I must concede that my closing thought in the previous post is not airtight. There are families who for whatever reason…decide to have their children or loved ones live separately (temporarily or permanently) because they feel like they are not able to give them the support they need.
But that is the minority…or it should be anyways. Yet, I contend that even those people who need the most extensive support possible should at least be given the opportunity to shine in their own strengths integrated in their family and community.
Here is how this is related to public schools. It should always be the objective of public education to serve all students no matter what their disability label. It should always be the objective to give the right amount of support for all children. I know these are vague terms and a little bit nebulous but the truth is that inclusion is going to look different in various settings. We are working with a diverse group right…so the best way to start is with one student.
Too simple? Perhaps not.
An important thing to remember is that the way the educational system is setup right now there is a disproportionate number to students with disabilities in certain schools. Right now…as you are reading this there is a school down the road who does not have any students with significant cognitive disabilities. Even though within that school’s zone there are two students which that would be their home school. Go another few miles or so down the road and the middle school has 15% of the student population with an Individualized Education Program (IEP). Go even further and you have a high school that has no self-contained classrooms because the high school on the other end of the county has all of them.
Now imagine for a moment what inclusion advocates are suggesting.
1. All students go their neighborhood schools. 2. No self-contained classrooms…all students are included in their same age peer groups and work with grade-level materials. 3. All support that is needed for each student is given within the context of their school environment.

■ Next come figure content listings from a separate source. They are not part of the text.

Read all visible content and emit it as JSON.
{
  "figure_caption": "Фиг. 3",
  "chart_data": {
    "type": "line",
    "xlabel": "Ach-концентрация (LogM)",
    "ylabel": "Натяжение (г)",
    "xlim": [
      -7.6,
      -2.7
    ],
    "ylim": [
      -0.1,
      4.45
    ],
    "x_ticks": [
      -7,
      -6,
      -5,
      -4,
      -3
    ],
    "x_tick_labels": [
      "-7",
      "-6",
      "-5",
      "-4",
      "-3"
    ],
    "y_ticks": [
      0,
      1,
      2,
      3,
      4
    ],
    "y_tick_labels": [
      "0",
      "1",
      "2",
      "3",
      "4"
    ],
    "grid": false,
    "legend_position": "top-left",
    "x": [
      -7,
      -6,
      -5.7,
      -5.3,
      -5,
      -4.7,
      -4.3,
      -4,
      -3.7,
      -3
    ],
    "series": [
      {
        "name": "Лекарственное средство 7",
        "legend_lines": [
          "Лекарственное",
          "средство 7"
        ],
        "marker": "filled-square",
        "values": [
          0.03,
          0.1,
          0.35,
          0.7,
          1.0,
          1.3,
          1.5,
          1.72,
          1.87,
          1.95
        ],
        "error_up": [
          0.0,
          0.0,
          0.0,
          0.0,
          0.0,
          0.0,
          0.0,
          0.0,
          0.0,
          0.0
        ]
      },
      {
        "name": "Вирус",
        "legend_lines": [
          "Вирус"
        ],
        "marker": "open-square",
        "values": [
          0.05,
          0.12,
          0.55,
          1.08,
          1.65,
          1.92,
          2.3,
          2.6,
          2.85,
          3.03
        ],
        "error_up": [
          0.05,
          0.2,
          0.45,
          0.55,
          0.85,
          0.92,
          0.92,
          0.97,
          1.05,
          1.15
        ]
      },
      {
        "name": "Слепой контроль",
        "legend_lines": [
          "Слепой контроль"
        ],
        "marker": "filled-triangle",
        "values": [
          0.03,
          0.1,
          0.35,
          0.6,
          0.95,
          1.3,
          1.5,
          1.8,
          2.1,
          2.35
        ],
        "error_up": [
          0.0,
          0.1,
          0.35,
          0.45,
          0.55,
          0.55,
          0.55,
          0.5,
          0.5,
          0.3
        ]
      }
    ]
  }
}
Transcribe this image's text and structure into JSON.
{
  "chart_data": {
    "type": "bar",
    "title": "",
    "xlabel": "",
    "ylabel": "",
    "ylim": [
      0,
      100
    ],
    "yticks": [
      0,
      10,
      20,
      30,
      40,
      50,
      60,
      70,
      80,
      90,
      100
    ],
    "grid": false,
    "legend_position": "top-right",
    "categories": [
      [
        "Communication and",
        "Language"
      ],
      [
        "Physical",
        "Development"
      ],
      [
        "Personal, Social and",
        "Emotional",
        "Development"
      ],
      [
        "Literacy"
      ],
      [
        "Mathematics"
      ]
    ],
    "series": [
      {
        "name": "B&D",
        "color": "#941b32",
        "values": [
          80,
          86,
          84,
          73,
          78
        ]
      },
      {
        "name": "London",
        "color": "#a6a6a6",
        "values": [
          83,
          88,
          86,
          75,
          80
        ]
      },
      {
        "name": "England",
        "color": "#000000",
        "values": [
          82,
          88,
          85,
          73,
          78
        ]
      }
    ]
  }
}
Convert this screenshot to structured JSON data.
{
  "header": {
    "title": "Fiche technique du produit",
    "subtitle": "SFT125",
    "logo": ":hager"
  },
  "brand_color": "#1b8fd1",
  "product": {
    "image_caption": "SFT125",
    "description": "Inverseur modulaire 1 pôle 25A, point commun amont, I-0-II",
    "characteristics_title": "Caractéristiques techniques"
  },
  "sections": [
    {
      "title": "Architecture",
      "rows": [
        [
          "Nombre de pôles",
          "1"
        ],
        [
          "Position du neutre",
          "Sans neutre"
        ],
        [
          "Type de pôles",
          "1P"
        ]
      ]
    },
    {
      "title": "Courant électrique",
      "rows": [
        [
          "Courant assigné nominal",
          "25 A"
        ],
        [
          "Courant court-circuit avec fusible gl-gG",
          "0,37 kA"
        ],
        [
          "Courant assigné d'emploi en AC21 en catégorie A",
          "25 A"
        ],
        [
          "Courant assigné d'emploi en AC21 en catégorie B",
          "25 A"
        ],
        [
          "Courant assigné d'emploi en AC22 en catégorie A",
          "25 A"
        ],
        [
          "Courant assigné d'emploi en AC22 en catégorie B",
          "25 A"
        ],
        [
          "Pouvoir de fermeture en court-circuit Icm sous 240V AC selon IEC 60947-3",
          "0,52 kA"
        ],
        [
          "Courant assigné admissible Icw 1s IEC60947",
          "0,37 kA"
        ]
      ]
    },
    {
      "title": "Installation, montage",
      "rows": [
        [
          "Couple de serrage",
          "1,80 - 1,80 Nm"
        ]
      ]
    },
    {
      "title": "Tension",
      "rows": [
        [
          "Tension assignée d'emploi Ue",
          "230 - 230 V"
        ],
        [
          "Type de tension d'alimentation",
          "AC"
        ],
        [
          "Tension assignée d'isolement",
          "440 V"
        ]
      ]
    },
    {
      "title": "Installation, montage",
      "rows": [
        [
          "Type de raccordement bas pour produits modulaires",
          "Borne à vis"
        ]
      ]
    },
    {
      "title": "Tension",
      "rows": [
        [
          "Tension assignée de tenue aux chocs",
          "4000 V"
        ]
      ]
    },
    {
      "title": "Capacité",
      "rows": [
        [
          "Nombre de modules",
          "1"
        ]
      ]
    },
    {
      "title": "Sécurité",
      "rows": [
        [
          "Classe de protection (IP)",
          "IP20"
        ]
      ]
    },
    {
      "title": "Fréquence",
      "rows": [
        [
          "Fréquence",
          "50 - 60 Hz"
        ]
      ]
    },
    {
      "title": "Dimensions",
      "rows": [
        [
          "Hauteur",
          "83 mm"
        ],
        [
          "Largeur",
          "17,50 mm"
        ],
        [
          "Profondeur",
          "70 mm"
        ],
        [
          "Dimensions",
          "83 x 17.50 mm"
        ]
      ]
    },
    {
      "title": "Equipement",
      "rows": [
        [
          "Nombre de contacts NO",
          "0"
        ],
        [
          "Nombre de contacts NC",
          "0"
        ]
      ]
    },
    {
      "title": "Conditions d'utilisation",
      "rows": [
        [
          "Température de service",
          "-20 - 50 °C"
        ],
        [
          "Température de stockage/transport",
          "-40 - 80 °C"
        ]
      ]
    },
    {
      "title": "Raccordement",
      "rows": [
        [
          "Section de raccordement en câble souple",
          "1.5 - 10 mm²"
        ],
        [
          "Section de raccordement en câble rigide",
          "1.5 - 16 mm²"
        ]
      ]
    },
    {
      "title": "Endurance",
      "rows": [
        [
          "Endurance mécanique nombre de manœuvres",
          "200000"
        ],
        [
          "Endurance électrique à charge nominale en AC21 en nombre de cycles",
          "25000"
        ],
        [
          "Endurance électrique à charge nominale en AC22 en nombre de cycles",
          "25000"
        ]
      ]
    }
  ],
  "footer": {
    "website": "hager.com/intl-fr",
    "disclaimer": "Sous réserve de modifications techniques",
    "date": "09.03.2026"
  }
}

If you stop to consider how the distribution of resources could be better used with this model it really becomes more clear. Instead of having 10-20 students with autism in one school (most of which are in one classroom) they could be going to their home school and be given real support to learn with their peers. Instead of having eight students with severe disabilities in one class…there would be one or two in the whole school (which would be much easier to create opportunities for inclusive learning).
So just for a moment think about one person. Perhaps your child or a relative…think about their unique needs as a person who has different abilities. Apply the three scenarios to them…what would it look like? It is much easier to think about one than one hundred. This is why going through the MAPS (Making Action Plans – Pearpoint/Frost) process is so important when planning for inclusion. There are other tools too… check out the resources from Inclusion Press http://www.inclusion.com/ .
If any of this is going to be possible…there needs to be a sea change…and it starts with you. Much like it does for planning inclusion…just think of one student. With the educational system so tied to measuring achievement with high stakes testing, is it at all realistic to think that students with disabilities will ever be fairly and accurately assessed on what they know? Will educators in general education ever feel comfortable with having students with disabilities in their classroom when they know they are responsible for their test scores?